Foi a mais longa experiência científica de confinamento humano, no maior laboratório ambiental do mundo. O projeto traria diversas descobertas sobre sistemas fechados e também inspiraria a criação do programa de TV "Big Brother". Mas seu principal objetivo era muito mais nobre: criar biosferas autossustentáveis para levar ao espaço em nossas viagens interplanetárias.

O resultado foi um fracasso épico. Ou não, dependendo de com quem você conversa. Os criadores do experimento, um bando de ecologistas engenhosos que se chamavam de "sinergistas", acabaram expulsos do projeto em 1994.

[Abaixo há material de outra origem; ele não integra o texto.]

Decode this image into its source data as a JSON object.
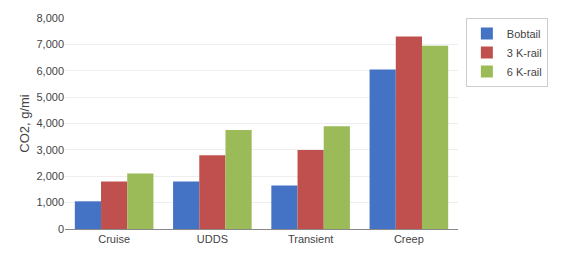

O espaço existe até hoje, uma estrutura colossal de vidro isolada entre as montanhas de Santa Catalina, e recebe diversas pesquisas, inclusive do Brasil. Mas não há ninguém morando lá dentro.

Um novo documentário relembra as origens dessa odisséia humana de US$ 200 milhões no começo dos anos 1980, duas décadas antes de Elon Musk fundar a SpaceX e voltar a sonhar com a colonização de Marte.

"Faz parte do destino humano, somos uma espécie de exploradores", disse a Ecoa Mark Nelson, um dos oito pesquisadores isolados em 1991.

Aprendemos rapidamente que não existem ações pequenas ou anônimas. Tudo tem consequência. Foi a grande revelação para mim, descobrir essa conexão profunda que sentimos com a Biosphere 2. Acabou com a fantasia de que somos de certa forma separados da nossa biosfera. Somos parte integral dela e temos papéis a cumprir para mantê-la bonita, diversa e saudável. Dava muito prazer plantar nossa comida sem causar danos à nossa biosfera.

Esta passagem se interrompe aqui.